Leaving aside for the moment the diplomatic snub this represents, it is worth taking a closer look at the reasons given by the diocese for not supporting the parents’ cause. Writing for the diocese and on behalf of David Urquhart, Bishop of Birmingham, Kate Stowe, his Chaplain, contends that it is ‘delivering the Equalities [sic] Act’ that mandates the school’s programme notwithstanding the parents’ objections.

But this is misleading and inaccurate as it wrongly asserts that the Equality Act 2010 obliges schools as a ‘requirement of the law’ to teach children about ‘the right for people to choose their identity and who they wish to love.’ In fact, government guidance is clear that the Equality Act specifically does not apply to a school’s curriculum and further spells out that no school or teacher is under any obligation to ‘support, promote or endorse marriage of same sex couples.’

The diocese is also incorrect to suggest that there is a right under British law for people to ‘choose their identity’ or ‘who they wish to love’, since no such right is stated in any UK legislation. Certainly there is no legal obligation arising from the Equality Act for schools to teach such things to children.

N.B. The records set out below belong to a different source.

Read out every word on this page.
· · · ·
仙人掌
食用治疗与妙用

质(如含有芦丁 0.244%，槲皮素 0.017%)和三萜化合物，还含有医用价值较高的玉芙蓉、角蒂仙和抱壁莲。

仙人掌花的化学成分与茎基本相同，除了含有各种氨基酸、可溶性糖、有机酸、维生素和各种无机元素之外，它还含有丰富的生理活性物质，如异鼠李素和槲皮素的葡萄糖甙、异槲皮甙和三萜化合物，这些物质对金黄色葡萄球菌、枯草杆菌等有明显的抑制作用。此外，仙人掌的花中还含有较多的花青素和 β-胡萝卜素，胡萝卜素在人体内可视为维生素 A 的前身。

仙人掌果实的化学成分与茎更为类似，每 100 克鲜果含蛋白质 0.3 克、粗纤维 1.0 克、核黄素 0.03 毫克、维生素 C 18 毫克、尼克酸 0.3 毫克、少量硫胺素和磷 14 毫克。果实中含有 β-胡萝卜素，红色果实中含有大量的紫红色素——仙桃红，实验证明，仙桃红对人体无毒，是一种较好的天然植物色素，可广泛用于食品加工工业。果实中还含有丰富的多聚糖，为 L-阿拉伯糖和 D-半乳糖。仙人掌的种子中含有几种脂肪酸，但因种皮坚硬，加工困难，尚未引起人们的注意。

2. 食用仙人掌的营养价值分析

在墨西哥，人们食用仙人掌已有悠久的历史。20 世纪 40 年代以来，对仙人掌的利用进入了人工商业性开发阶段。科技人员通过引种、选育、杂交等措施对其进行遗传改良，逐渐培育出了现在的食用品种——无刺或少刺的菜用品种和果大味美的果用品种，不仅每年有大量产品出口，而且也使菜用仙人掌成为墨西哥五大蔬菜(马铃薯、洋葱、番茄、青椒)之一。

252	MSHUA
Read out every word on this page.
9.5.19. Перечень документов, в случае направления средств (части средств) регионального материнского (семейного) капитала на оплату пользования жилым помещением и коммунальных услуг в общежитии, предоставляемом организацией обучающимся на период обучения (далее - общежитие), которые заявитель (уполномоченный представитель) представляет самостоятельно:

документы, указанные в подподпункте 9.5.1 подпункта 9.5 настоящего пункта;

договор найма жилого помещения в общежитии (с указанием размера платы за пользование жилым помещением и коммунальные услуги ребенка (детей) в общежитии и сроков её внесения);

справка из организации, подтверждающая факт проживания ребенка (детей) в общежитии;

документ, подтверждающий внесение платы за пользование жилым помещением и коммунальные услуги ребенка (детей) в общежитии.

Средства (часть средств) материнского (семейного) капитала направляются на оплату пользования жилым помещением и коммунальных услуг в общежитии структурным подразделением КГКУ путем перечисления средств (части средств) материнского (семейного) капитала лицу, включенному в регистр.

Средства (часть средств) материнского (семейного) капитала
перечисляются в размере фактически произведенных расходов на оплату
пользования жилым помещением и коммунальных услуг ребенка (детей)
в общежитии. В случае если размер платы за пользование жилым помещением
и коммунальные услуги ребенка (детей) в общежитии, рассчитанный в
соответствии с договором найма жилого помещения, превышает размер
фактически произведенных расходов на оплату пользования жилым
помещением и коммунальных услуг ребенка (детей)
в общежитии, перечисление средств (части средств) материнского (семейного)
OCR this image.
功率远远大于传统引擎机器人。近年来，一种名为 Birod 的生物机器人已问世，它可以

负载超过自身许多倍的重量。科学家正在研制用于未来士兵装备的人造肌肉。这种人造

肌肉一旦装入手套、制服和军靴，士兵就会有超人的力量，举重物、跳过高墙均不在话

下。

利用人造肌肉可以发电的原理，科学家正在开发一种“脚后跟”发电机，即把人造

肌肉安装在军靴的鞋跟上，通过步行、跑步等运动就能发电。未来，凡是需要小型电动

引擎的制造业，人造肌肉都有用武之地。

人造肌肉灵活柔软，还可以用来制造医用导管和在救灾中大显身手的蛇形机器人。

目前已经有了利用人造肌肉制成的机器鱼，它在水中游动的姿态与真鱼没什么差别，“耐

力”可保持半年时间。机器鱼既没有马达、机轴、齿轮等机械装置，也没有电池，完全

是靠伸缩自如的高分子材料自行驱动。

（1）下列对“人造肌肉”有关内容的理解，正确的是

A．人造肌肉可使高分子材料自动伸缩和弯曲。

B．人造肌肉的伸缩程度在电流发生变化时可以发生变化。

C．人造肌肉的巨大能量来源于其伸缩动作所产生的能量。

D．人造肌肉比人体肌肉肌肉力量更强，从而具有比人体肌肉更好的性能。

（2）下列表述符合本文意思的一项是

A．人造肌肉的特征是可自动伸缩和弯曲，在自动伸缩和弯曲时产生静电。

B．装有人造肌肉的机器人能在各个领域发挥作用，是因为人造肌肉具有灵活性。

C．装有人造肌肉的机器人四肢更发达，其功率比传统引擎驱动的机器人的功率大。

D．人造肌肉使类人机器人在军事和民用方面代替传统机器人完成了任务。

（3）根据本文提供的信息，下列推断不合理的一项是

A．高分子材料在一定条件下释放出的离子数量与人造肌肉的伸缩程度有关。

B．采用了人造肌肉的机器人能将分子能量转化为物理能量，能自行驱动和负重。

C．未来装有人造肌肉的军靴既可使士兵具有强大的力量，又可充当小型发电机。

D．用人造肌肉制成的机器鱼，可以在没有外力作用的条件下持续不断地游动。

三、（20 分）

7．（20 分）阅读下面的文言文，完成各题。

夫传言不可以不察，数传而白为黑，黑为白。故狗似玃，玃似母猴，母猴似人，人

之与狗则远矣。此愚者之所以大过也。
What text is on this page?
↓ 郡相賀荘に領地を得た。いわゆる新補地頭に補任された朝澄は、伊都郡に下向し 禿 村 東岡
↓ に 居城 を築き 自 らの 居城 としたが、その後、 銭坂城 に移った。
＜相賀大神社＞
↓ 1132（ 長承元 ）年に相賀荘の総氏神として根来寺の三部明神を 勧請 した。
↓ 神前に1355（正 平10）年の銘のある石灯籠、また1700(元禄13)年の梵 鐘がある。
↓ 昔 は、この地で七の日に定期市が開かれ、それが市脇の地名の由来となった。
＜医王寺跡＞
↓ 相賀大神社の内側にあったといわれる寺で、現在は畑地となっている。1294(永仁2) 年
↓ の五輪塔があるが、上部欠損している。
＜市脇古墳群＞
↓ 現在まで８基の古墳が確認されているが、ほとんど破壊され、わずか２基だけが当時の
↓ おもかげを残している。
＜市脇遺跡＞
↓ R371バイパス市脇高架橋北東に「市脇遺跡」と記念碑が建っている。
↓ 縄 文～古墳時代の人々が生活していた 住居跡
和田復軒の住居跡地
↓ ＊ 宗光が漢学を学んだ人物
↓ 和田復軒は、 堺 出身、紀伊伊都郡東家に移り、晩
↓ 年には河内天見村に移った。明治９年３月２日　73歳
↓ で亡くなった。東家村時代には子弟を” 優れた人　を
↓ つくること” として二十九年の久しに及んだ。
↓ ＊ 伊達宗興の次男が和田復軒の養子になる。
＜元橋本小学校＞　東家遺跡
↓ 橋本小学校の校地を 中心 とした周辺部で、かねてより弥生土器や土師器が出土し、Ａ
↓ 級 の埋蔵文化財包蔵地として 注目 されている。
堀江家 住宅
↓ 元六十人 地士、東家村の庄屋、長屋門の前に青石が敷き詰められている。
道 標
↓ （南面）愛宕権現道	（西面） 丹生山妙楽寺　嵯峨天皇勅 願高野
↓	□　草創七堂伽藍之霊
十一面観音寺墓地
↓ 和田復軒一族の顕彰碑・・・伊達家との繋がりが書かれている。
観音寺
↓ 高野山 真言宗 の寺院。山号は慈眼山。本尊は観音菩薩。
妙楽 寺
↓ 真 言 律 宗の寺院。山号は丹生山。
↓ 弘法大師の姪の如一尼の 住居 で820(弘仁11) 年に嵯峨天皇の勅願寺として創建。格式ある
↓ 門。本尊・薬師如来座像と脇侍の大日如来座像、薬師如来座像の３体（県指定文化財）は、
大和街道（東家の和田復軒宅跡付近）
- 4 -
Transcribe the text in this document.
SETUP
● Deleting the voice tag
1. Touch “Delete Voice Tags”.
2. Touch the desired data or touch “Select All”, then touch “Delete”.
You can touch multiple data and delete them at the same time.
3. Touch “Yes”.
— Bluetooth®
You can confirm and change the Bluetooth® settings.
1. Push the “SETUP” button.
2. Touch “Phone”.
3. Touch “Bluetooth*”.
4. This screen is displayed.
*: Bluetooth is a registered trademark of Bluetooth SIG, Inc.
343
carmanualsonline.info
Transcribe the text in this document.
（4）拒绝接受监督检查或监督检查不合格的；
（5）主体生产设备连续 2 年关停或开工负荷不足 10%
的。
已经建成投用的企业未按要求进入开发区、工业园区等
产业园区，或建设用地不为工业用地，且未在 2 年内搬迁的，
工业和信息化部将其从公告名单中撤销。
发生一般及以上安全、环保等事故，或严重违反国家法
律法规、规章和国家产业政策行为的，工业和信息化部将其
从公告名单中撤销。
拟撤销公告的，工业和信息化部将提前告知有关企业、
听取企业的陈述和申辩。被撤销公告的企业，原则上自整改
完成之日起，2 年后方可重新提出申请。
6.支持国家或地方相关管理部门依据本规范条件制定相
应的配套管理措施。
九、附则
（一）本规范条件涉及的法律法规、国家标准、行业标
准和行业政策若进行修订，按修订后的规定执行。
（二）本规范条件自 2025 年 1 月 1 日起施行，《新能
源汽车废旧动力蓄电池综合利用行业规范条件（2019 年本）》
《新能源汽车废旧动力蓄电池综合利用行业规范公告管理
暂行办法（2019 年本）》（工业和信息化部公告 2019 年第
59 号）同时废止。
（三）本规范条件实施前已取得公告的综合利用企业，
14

Rather, the government guidance makes clear that the Equality Act was drafted specifically so as to leave schools free to teach in accordance with their own religious or educational ethos – something the Church of England should know better than most. This means that the diocese’s argument to concerned parents that the school is somehow obliged under the Equality Act to teach controversial matters of sexuality to primary school children is incorrect as a matter of law.